One key feature of bacteriophages is their host specificity. Any given bacteriophage typically will infect only a single species of bacteria, and indeed often has a restricted host range within that species, where naturally occurring genetic diversity of the host limits the bacteriophage to a subset of bacterial strains. Furthermore, it is common in a susceptible bacterial population for genetic variants to occur that gain resistance to the bacteriophage. These two points can significantly constrain the efficacy of a bacteriophage therapeutic: a single bacteriophage or defined combination of bacteriophages is unlikely to work against all clinically presented infections, and infections against which a bacteriophage therapeutic might initially be effective can ultimately overcome treatment through the emergence of a resistant subclone.

This program seeks to overcome both these failure points by using a precision medicine approach for delivering bacteriophage therapy. A submitted proposal should recognize and include means to overcome the genetic diversity of MDR bacterial clinical pathogens, and the possible emergence of phage-resistant bacterial variants during the course of precision bacteriophage treatment. At a minimum, a successful precision strategy will address both these concerns and thus help enable bacteriophage therapy to become a practical solution to the treatment of bacterial infections.

This precision medicine approach to bacteriophage therapeutics also faces a challenging product development and production pathway. Given the complexity of phages themselves and the inherent novelty of clinical, bacteriophage-based precision therapeutic approaches, US FDA requirements, including Pharmaceutical Quality/Chemistry, Manufacturing, and Controls (CMC), will entail demanding characterization and production procedures. The regulatory environment for licensure of a precision phage product is incompletely defined and as yet untested. The logistics of case-by-case design of a precision phage therapeutic and delivery to bedside in a clinically useful timeframe needs to be established. The prototyping effort sought here is intended to help resolve all these aspects of the clinical development of precision bacteriophage therapeutics for antimicrobial applications.

The goal of this research is to develop and optimize all aspects of practical precision bacteriophage therapy treatment(s) through clinical development to the submission of a Biologics License Application (BLA) to the U.S. Food and Drug Administration (FDA). As understood, a “precision bacteriophage therapy treatment” refers to achieving reliable efficacy of a phage therapy by treating bacterial infections with phage therapeutics that are in some way customized to the individual cases being treated. As elaborated below, aspects of a bacterial infection that might require individual customization include the genetic diversity of circulating pathogens, and the potential for phage-resistant variant subcultures to arise in the course of treatment. Clinical questions to be addressed include determination of the ability of precision bacteriophage therapy to avoid or overcome emergence of bacterial resistance to therapeutic bacteriophages and assessment of systemic responses in human subjects following treatment with antimicrobial bacteriophage therapy.
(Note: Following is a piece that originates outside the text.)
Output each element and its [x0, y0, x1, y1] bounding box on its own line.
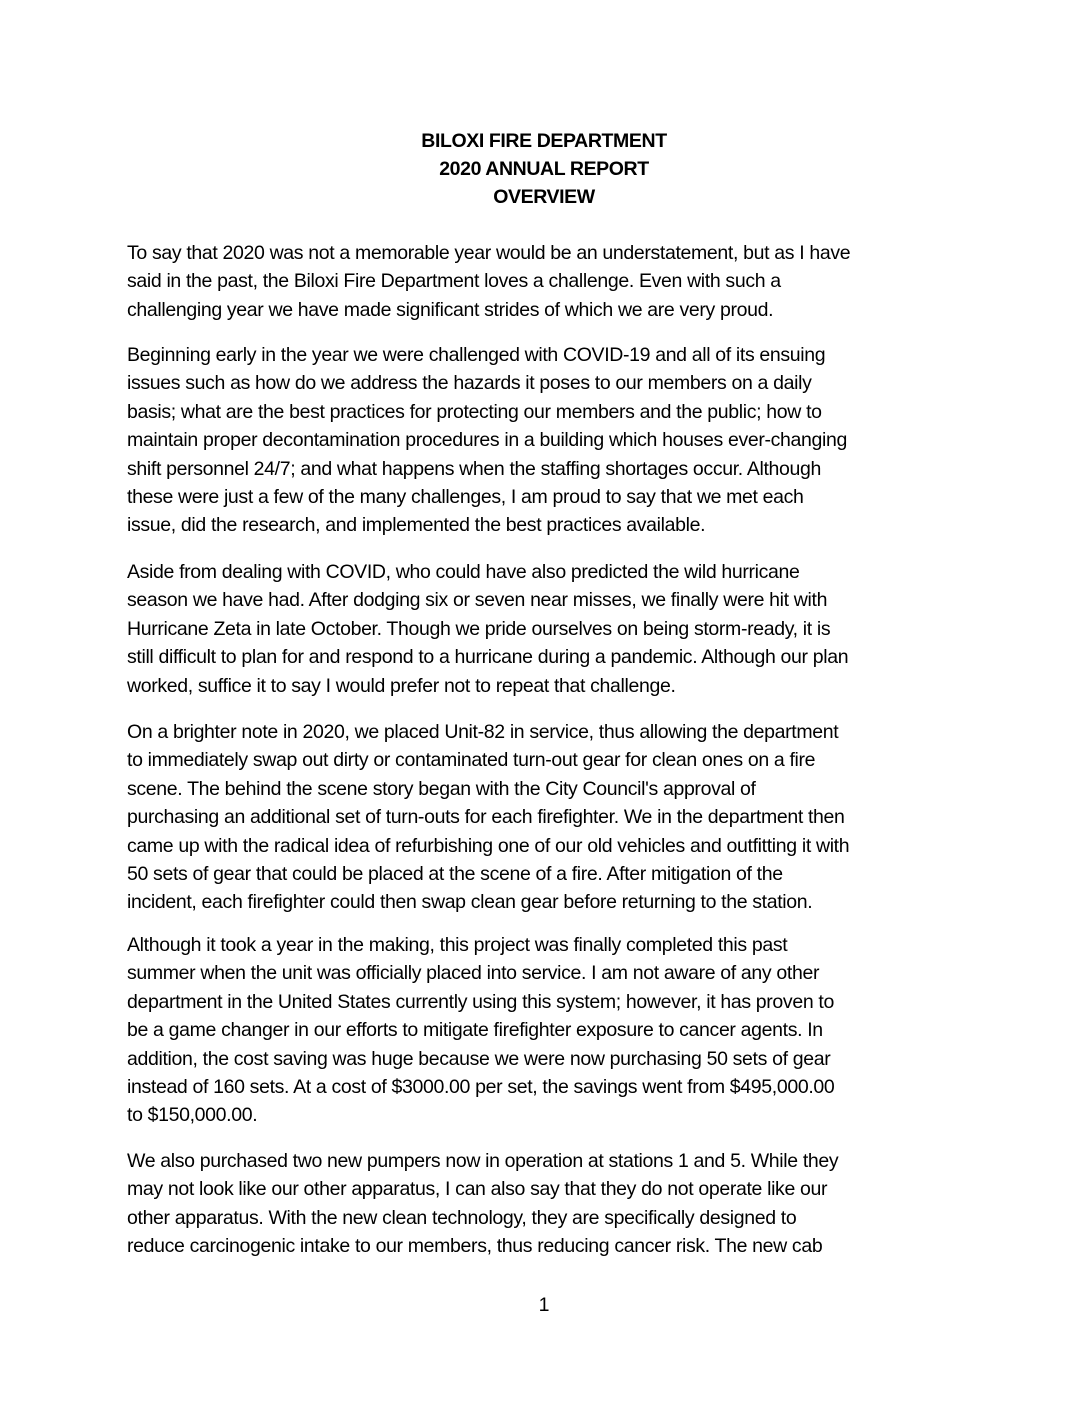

Practical questions to be addressed include assessment and improvement of the clinical feasibility of delivering a precision bacteriophage therapeutic, in terms of timely and high-quality design, production, and delivery of the characterized phage therapeutic; and development and demonstration of Current Good Manufacturing Practice (cGMP) production for clinical-grade bacteriophages suitable for use as a precision bacteriophage investigational / clinical therapeutic.

The research project award recipient was selected from the Offerors who responded to MTEC’s Request for Project Proposals (19-06-Phage).


Development of Personalized Bacteriophage Therapeutic for the Treatment of Bacterial Infections

Project Team: Adaptive Phage Therapeutics
Award Amount: $31.21M (additional cost share = $991K
Project Duration: 52 months
Project Objective: To develop PhageBank, a personalized bacteriophage therapeutic for the treatment of bacterial infections. The award is designated to conduct a clinical trial, with the goal of making PhageBank phage therapy available to treat multidrug-resistant (MDR) and complicated infections.